The train trembled onward. I checked the time on my Eterna, which was indeed an heirloom bequeathed from my late grandfather. 5:30. I tightened my grip around my black Cannondale hybrid bike’s handlebars. I watched my bicycle helmet hanging there, hypnotized by it swaying on its chinstrap.

How did he know?

I closed my eyes, silently asking for some enlightenment, for some distance from this throbbing, full-brain bruise I was experiencing. After a moment, the bespectacled, professorial side of me—the part that I always imagined sounded a bit like Leonard Nimoy—spoke up.

It’s obvious, my logical side said. Martin Grace isn’t blind. He “made” you because he could see you. It explains his description of your clothes, the reference to what you ate at lunch (you had a jam stain on your shirt; you can see it right there, in your reflection), even the fear you experienced when you stepped into Room 507. He’s not blind at all.

I nodded slightly at this, let it roll for a moment. And what about the things he’d said about… me?

Fascinating, my Spock-self replied. If Grace can see, then he did what you do every day at The Brink: He watched your facial expressions and body language and modified his message for maximum impact. His comments were barbed, yes, but generic—after all, you’re not the only twenty-something fretting about filling his professional shoes. Grace’s assumptions about Annie Jackson are equally elementary: He discovered, somehow, that you had lunched together, and exploited that. It’s Ockham’s razor: All things being equal, the simplest solution tends to be the right one. Extrapolate. Grace is not blind.

I frowned and opened my eyes. No. He was. I had a folder full of expert diagnoses saying he was. More important, I knew he was, I could feel it… which meant he’d literally smelled my fear, heard things in my voice that I didn’t hear.

Ah, and his intent. That’s what spooked me. He’d wanted to break me. Martin Grace was an old, blind shark, all teeth and hunger. I’d been devoured in there.
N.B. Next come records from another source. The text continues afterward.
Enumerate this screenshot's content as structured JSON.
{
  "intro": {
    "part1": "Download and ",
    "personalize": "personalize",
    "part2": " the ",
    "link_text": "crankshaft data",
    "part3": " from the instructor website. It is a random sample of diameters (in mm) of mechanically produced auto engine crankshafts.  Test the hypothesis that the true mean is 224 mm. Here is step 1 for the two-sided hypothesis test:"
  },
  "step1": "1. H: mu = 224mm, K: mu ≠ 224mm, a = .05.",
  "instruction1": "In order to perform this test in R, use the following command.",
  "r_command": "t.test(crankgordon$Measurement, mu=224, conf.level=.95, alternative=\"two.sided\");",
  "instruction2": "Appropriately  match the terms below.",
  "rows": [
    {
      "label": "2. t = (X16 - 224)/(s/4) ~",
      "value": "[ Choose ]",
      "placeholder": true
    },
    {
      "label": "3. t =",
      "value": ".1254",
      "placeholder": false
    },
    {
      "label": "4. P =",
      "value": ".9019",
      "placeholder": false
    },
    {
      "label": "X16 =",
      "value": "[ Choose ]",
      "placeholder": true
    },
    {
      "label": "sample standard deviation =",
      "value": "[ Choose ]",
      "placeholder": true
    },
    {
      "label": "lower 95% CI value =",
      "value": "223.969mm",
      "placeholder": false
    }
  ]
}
So. How did he know? I smelled some truth in what my logical side was saying. If Grace did this evening what I do every day—excavate a mind’s secrets—then what business did an audio engineer have knowing such things? That didn’t make much sense. Not a goddamned bit.

My eyed slid upward, met the gaze of my reflection. There was something missing here. My brain nudged at this like a tongue probing the gap of a missing tooth. I needed more information about Martin Grace, things not in his admittance report. That folder told me what he was, but it didn’t tell me who he was.

A secret smile rose to my lips. I knew a person who could help me. I just had to convince her it was the right thing to do.

The train screeched and slowed, rushing into the bright, tiled expanse of the 6th Avenue—14th Street station. I slipped my helmet from the bike’s handlebars, plunked it on my head. I hefted my Cannondale toward the door. Enough shop thought, for now. It was time to meet up with Lucas… and then with Rachael and Dad. And Gram.


The sun had sunk past New York’s skyline by the time I’d pedaled to “Well7,” Lucas’ nickname for Washington Square Park.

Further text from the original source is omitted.